This past week, I have become convinced that people often experience infused contemplation and that they tend to label it as “zoning out.” The things that people have shared through Facebook and the comments sections, as well as multiple conversations with a variety of different people, have convinced me of the link. Although there is definitely a need for some distinctions to be made (not all “Zoning-Out is contemplation), I still think there are many insights to be had with this connection. At the very least, I hope that such conversations encourage people to recognize that they can have a deep relationship with the Lord and that contemplative prayer is within the reach of all people.

However, I have also discovered that some people seem to fight against contemplation as well. For a variety of reasons, they tend to think that for prayer to be “good” they must be actively engaging the intellect in discursive meditation and reflection. In other words, they believe that when they “zone-out” they have done something wrong. Instead of going with the flow, they try through force to get back to the meditation they intended to have. This often produces frustration and anxiety.

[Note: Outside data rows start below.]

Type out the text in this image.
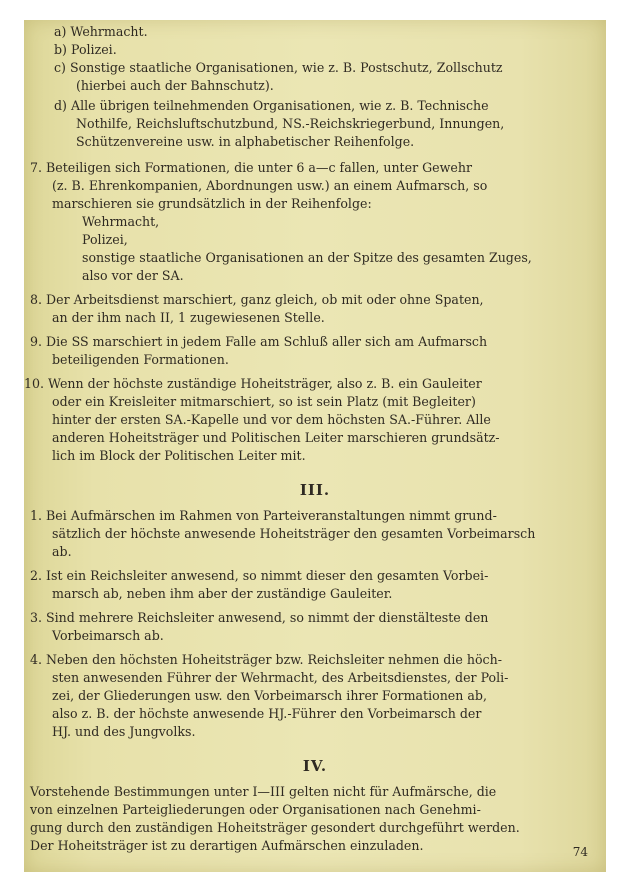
a) Wehrmacht.
b) Polizei.
c) Sonstige staatliche Organisationen, wie z. B. Postschutz, Zollschutz
(hierbei auch der Bahnschutz).
d) Alle übrigen teilnehmenden Organisationen, wie z. B. Technische
Nothilfe, Reichsluftschutzbund, NS.-Reichskriegerbund, Innungen,
Schützenvereine usw. in alphabetischer Reihenfolge.
7. Beteiligen sich Formationen, die unter 6 a—c fallen, unter Gewehr
(z. B. Ehrenkompanien, Abordnungen usw.) an einem Aufmarsch, so
marschieren sie grundsätzlich in der Reihenfolge:
Wehrmacht,
Polizei,
sonstige staatliche Organisationen an der Spitze des gesamten Zuges,
also vor der SA.
8. Der Arbeitsdienst marschiert, ganz gleich, ob mit oder ohne Spaten,
an der ihm nach II, 1 zugewiesenen Stelle.
9. Die SS marschiert in jedem Falle am Schluß aller sich am Aufmarsch
beteiligenden Formationen.
10. Wenn der höchste zuständige Hoheitsträger, also z. B. ein Gauleiter
oder ein Kreisleiter mitmarschiert, so ist sein Platz (mit Begleiter)
hinter der ersten SA.-Kapelle und vor dem höchsten SA.-Führer. Alle
anderen Hoheitsträger und Politischen Leiter marschieren grundsätz-
lich im Block der Politischen Leiter mit.
III.
1. Bei Aufmärschen im Rahmen von Parteiveranstaltungen nimmt grund-
sätzlich der höchste anwesende Hoheitsträger den gesamten Vorbeimarsch
ab.
2. Ist ein Reichsleiter anwesend, so nimmt dieser den gesamten Vorbei-
marsch ab, neben ihm aber der zuständige Gauleiter.
3. Sind mehrere Reichsleiter anwesend, so nimmt der dienstälteste den
Vorbeimarsch ab.
4. Neben den höchsten Hoheitsträger bzw. Reichsleiter nehmen die höch-
sten anwesenden Führer der Wehrmacht, des Arbeitsdienstes, der Poli-
zei, der Gliederungen usw. den Vorbeimarsch ihrer Formationen ab,
also z. B. der höchste anwesende HJ.-Führer den Vorbeimarsch der
HJ. und des Jungvolks.
IV.
Vorstehende Bestimmungen unter I—III gelten nicht für Aufmärsche, die
von einzelnen Parteigliederungen oder Organisationen nach Genehmi-
gung durch den zuständigen Hoheitsträger gesondert durchgeführt werden.
Der Hoheitsträger ist zu derartigen Aufmärschen einzuladen.	74
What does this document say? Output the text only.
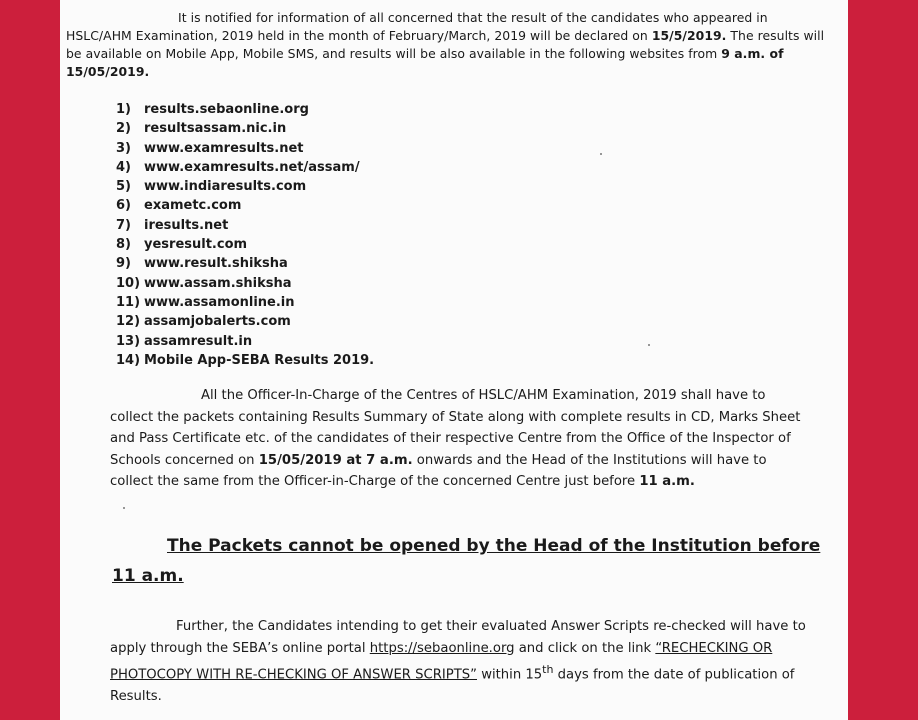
It is notified for information of all concerned that the result of the candidates who appeared in HSLC/AHM Examination, 2019 held in the month of February/March, 2019 will be declared on 15/5/2019. The results will be available on Mobile App, Mobile SMS, and results will be also available in the following websites from 9 a.m. of 15/05/2019.
1) results.sebaonline.org
2) resultsassam.nic.in
3) www.examresults.net
4) www.examresults.net/assam/
5) www.indiaresults.com
6) exametc.com
7) iresults.net
8) yesresult.com
9) www.result.shiksha
10) www.assam.shiksha
11) www.assamonline.in
12) assamjobalerts.com
13) assamresult.in
14) Mobile App-SEBA Results 2019.
All the Officer-In-Charge of the Centres of HSLC/AHM Examination, 2019 shall have to collect the packets containing Results Summary of State along with complete results in CD, Marks Sheet and Pass Certificate etc. of the candidates of their respective Centre from the Office of the Inspector of Schools concerned on 15/05/2019 at 7 a.m. onwards and the Head of the Institutions will have to collect the same from the Officer-in-Charge of the concerned Centre just before 11 a.m.
The Packets cannot be opened by the Head of the Institution before
11 a.m.
Further, the Candidates intending to get their evaluated Answer Scripts re-checked will have to apply through the SEBA’s online portal https://sebaonline.org and click on the link “RECHECKING OR PHOTOCOPY WITH RE-CHECKING OF ANSWER SCRIPTS” within 15th days from the date of publication of Results.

I am convinced that people need to be given permission to “zone-out” during prayer. By this, I mean that if your intuition seems to be guiding you towards letting go of control, this may be a genuine gift of grace and a prompting of the Spirit. I believe that you should surrender to this inspiration and let yourself “zone-out.” Furthermore, you should be content in meditation to simply rest in the Lord. Prayer is not, after all, about what you do. As you open your heart in this way, I believe that you will begin to see a lot of benefits in your daily life.

You may not “do” anything in prayer, but you will soon discover that the experience is refreshing and rejuvenating. By surrendering to the work of the Holy Spirit, we allow God’s love to penetrate deep into our subconscious. “Zoning-out” provides a powerful opportunity for the mind to rest and for things buried deep below your surface awareness to come to light. In my own meditation, I have found that such experiences often transform my day in a way analogous  to a good nap. I come out of the time rejuvenated and ready to engage the world.

So, I encourage you to let yourself zone-out in prayer. Let go of the need to “do” and let yourself be open to the endless possibilities of meditation.